Now, don’t get me wrong — the school was right to notify students of these events. This represents a real risk. Both occurred in areas where students live, work, and walk through on a regular basis. What worries me, though, is the constant reinforcement of the “stranger in the bushes” myth. In this case, it was very literally true. But we know that upwards of 70% of rapes are committed by a non-stranger.
If students receive notification only when a stranger assaults someone, but never when a friend, roommate, partner, father, uncle, dentist, acquaintance, or co-worker is the perpetrator, we will only become further entrenched in the delusion that we are only in danger when walking alone at night.
This brings me back to a constant conflict I face — as a survivor of a drug-facilitated stranger rape, I nevertheless firmly believe we need to challenge the prevailing belief that most rapes are committed by strangers or that bars are full of men slipping GHB into women’s drinks. As I sit in my rape crisis hotline advocacy training, we are frequently reminded that most callers, and indeed most victims of any sexual assault, will have been assaulted by an acquaintance, friend, or relative. Sometimes I feel that my own experience is being erased, negated, and denied. I struggle to remind myself that this isn’t about me or my experience, and that there is plenty of attention already paid to that specific type of sexual assault- but that doesn’t change the danger of telling an incomplete story of rape and assault to women everywhere, and specifically on college campuses.
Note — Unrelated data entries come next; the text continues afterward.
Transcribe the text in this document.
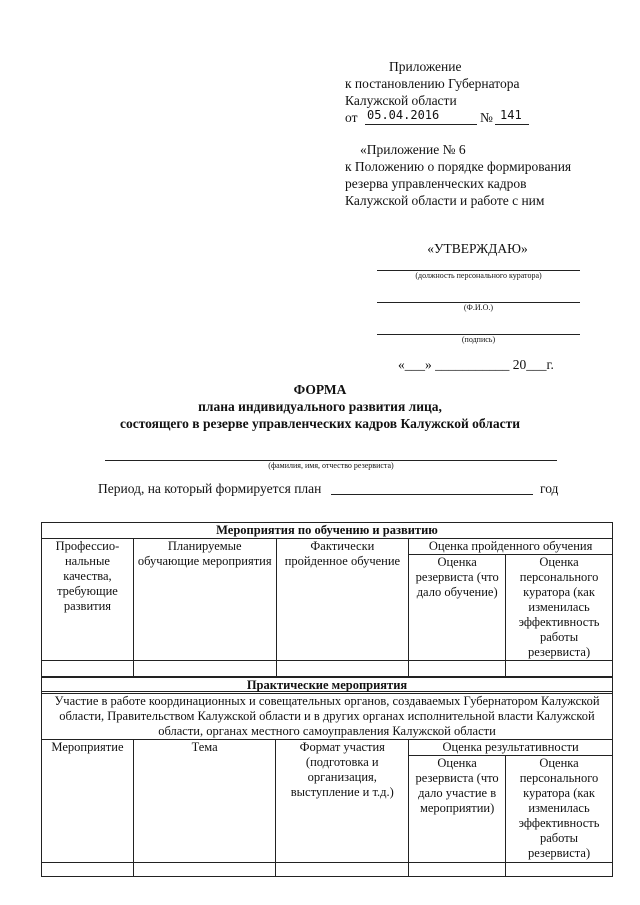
Приложение
к постановлению Губернатора
Калужской области
от 05.04.2016	№ 141
«Приложение № 6
к Положению о порядке формирования
резерва управленческих кадров
Калужской области и работе с ним
«УТВЕРЖДАЮ»
(должность персонального куратора)
(Ф.И.О.)
(подпись)
«___» ___________ 20___г.
ФОРМА
плана индивидуального развития лица,
состоящего в резерве управленческих кадров Калужской области
(фамилия, имя, отчество резервиста)
Период, на который формируется план	год
Мероприятия по обучению и развитию				
Профессио-нальные качества, требующие развития	Планируемые обучающие мероприятия	Фактически пройденное обучение	Оценка пройденного обучения	
			Оценка резервиста (что дало обучение)	Оценка персонального куратора (как изменилась эффективность работы резервиста)

Практические мероприятия				
Участие в работе координационных и совещательных органов, создаваемых Губернатором Калужской области, Правительством Калужской области и в других органах исполнительной власти Калужской области, органах местного самоуправления Калужской области				
Мероприятие	Тема	Формат участия (подготовка и организация, выступление и т.д.)	Оценка результативности	
			Оценка резервиста (что дало участие в мероприятии)	Оценка персонального куратора (как изменилась эффективность работы резервиста)
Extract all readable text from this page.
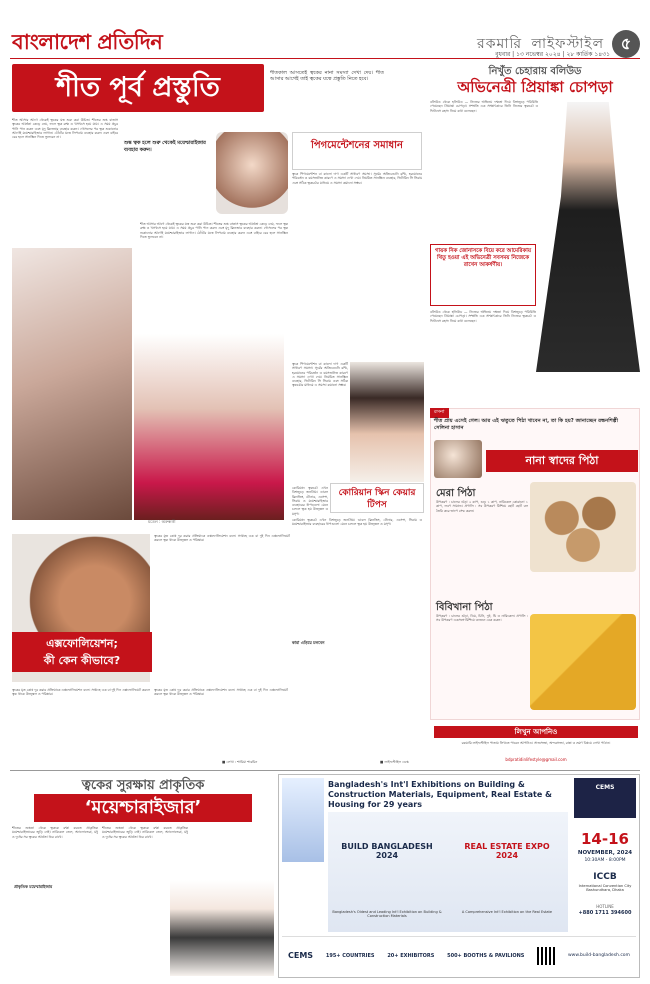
বাংলাদেশ প্রতিদিন	রকমারি লাইফস্টাইল	৫
বুধবার | ১৩ নভেম্বর ২০২৪ | ২৮ কার্তিক ১৪৩১
শীত পূর্ব প্রস্তুতি	শীতকাল আসতেই ত্বকের নানা সমস্যা দেখা দেয়। শীত আসার আগেই তাই ত্বকের যত্নে প্রস্তুতি নিতে হবে।
শীত আসার আগে থেকেই ত্বকের যত্ন শুরু করা উচিত। শীতের শুষ্ক বাতাস ত্বকের আর্দ্রতা কেড়ে নেয়, ফলে ত্বক রুক্ষ ও খসখসে হয়ে যায়। এ সময় প্রচুর পানি পান করুন এবং মৃদু ক্লিনজার ব্যবহার করুন। গোসলের পর ত্বক শুকানোর আগেই ময়েশ্চারাইজার লাগান। ঠোঁটের যত্নে লিপবাম ব্যবহার করুন এবং বাইরে বের হলে সানস্ক্রিন দিতে ভুলবেন না।
শুষ্ক ত্বক হলে শুরু থেকেই ময়েশ্চারাইজার ব্যবহার করুন।
শীত আসার আগে থেকেই ত্বকের যত্ন শুরু করা উচিত। শীতের শুষ্ক বাতাস ত্বকের আর্দ্রতা কেড়ে নেয়, ফলে ত্বক রুক্ষ ও খসখসে হয়ে যায়। এ সময় প্রচুর পানি পান করুন এবং মৃদু ক্লিনজার ব্যবহার করুন। গোসলের পর ত্বক শুকানোর আগেই ময়েশ্চারাইজার লাগান। ঠোঁটের যত্নে লিপবাম ব্যবহার করুন এবং বাইরে বের হলে সানস্ক্রিন দিতে ভুলবেন না।
মডেল : অরুন্ধতী
পিগমেন্টেশনের সমাধান
ত্বকে পিগমেন্টেশন বা কালো দাগ একটি সাধারণ সমস্যা। সূর্যের অতিবেগুনি রশ্মি, হরমোনের পরিবর্তন ও বয়সজনিত কারণে এ সমস্যা দেখা দেয়। নিয়মিত সানস্ক্রিন ব্যবহার, ভিটামিন সি সিরাম এবং সঠিক ত্বকচর্চার মাধ্যমে এ সমস্যা কমানো সম্ভব।
ত্বকে পিগমেন্টেশন বা কালো দাগ একটি সাধারণ সমস্যা। সূর্যের অতিবেগুনি রশ্মি, হরমোনের পরিবর্তন ও বয়সজনিত কারণে এ সমস্যা দেখা দেয়। নিয়মিত সানস্ক্রিন ব্যবহার, ভিটামিন সি সিরাম এবং সঠিক ত্বকচর্চার মাধ্যমে এ সমস্যা কমানো সম্ভব।
কোরিয়ান স্কিন কেয়ার টিপস
কোরিয়ান ত্বকচর্চা এখন বিশ্বজুড়ে জনপ্রিয়। ডাবল ক্লিনজিং, টোনার, এসেন্স, সিরাম ও ময়েশ্চারাইজার ব্যবহারের ধাপগুলো মেনে চললে ত্বক হয় উজ্জ্বল ও মসৃণ।
কোরিয়ান ত্বকচর্চা এখন বিশ্বজুড়ে জনপ্রিয়। ডাবল ক্লিনজিং, টোনার, এসেন্স, সিরাম ও ময়েশ্চারাইজার ব্যবহারের ধাপগুলো মেনে চললে ত্বক হয় উজ্জ্বল ও মসৃণ।
■ লাইফস্টাইল ডেস্ক
নিখুঁত চেহারায় বলিউড
অভিনেত্রী প্রিয়াঙ্কা চোপড়া
বলিউড থেকে হলিউড — নিজের অভিনয় দক্ষতা দিয়ে বিশ্বজুড়ে পরিচিতি পেয়েছেন প্রিয়াঙ্কা চোপড়া। সম্প্রতি এক সাক্ষাৎকারে তিনি নিজের ত্বকচর্চা ও ফিটনেস রহস্য নিয়ে কথা বলেছেন।
গায়ক নিক জোনাসকে বিয়ে করে আমেরিকায় থিতু হওয়া এই অভিনেত্রী সবসময় নিজেকে রাখেন আকর্ষণীয়।
বলিউড থেকে হলিউড — নিজের অভিনয় দক্ষতা দিয়ে বিশ্বজুড়ে পরিচিতি পেয়েছেন প্রিয়াঙ্কা চোপড়া। সম্প্রতি এক সাক্ষাৎকারে তিনি নিজের ত্বকচর্চা ও ফিটনেস রহস্য নিয়ে কথা বলেছেন।
রসনা
শীত প্রায় এসেই গেল। আর এই ঋতুতে পিঠা খাবেন না, তা কি হয়? জানাচ্ছেন রন্ধনশিল্পী সেলিনা হাসান
নানা স্বাদের পিঠা
মেরা পিঠা
উপকরণ : চালের গুঁড়া ২ কাপ, গুড় ১ কাপ, নারিকেল কোরানো ১ কাপ, লবণ সামান্য। প্রণালি : সব উপকরণ মিশিয়ে ছোট ছোট বল তৈরি করে ভাপে সেদ্ধ করুন।
বিবিখানা পিঠা
উপকরণ : চালের গুঁড়া, ডিম, চিনি, দুধ, ঘি ও নারিকেল। প্রণালি : সব উপকরণ একসঙ্গে মিশিয়ে ওভেনে বেক করুন।
লিখুন আপনিও
রকমারি লাইফস্টাইল পাতায় লিখতে পারেন আপনিও। সাজসজ্জা, অন্দরসজ্জা, রান্না ও ভ্রমণ বিষয়ে লেখা পাঠান।
bdpratidinlifestyle@gmail.com
ত্বকের মৃত কোষ দূর করার প্রক্রিয়াকে এক্সফোলিয়েশন বলে। সপ্তাহে এক বা দুই দিন এক্সফোলিয়েট করলে ত্বক থাকে উজ্জ্বল ও পরিষ্কার।
এক্সফোলিয়েশন;
কী কেন কীভাবে?
ত্বকের মৃত কোষ দূর করার প্রক্রিয়াকে এক্সফোলিয়েশন বলে। সপ্তাহে এক বা দুই দিন এক্সফোলিয়েট করলে ত্বক থাকে উজ্জ্বল ও পরিষ্কার।
ত্বকের মৃত কোষ দূর করার প্রক্রিয়াকে এক্সফোলিয়েশন বলে। সপ্তাহে এক বা দুই দিন এক্সফোলিয়েট করলে ত্বক থাকে উজ্জ্বল ও পরিষ্কার।
কারা এড়িয়ে চলবেন
■ লেখা : শামিমা শারমিন
ত্বকের সুরক্ষায় প্রাকৃতিক
‘ময়েশ্চারাইজার’
শীতের শুষ্কতা থেকে ত্বককে রক্ষা করতে প্রাকৃতিক ময়েশ্চারাইজারের জুড়ি নেই। নারিকেল তেল, অ্যালোভেরা, মধু ও দুধের সর ত্বকের আর্দ্রতা ধরে রাখে।
শীতের শুষ্কতা থেকে ত্বককে রক্ষা করতে প্রাকৃতিক ময়েশ্চারাইজারের জুড়ি নেই। নারিকেল তেল, অ্যালোভেরা, মধু ও দুধের সর ত্বকের আর্দ্রতা ধরে রাখে।
প্রাকৃতিক ময়েশ্চারাইজার
Bangladesh's Int'l Exhibitions on Building & Construction Materials, Equipment, Real Estate & Housing for 29 years
CEMS
BUILD BANGLADESH 2024
REAL ESTATE EXPO 2024
14-16
NOVEMBER, 2024
10:30AM - 8:00PM
ICCB
International Convention City Bashundhara, Dhaka
HOTLINE
+880 1711 394600
Bangladesh's Oldest and Leading Int'l Exhibition on Building & Construction Materials
A Comprehensive Int'l Exhibition on the Real Estate
CEMS	195+ COUNTRIES	20+ EXHIBITORS	500+ BOOTHS & PAVILIONS	www.build-bangladesh.com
We need to move away from the warnings of “ladies, watch your drinks” and “don’t walk home alone.” (That’s not to say we should stop watching our drinks or taking self defense classes, but these bits of advice should not form the dominant cultural narrative on sexual assault.) We need to begin telling the whole story, and telling people the truth.
The situations advocates, professionals, academics, activists, survivors, and other groups work to raise awareness about and prevent are scary, wrong, and unjustifiable – no matter who commits them.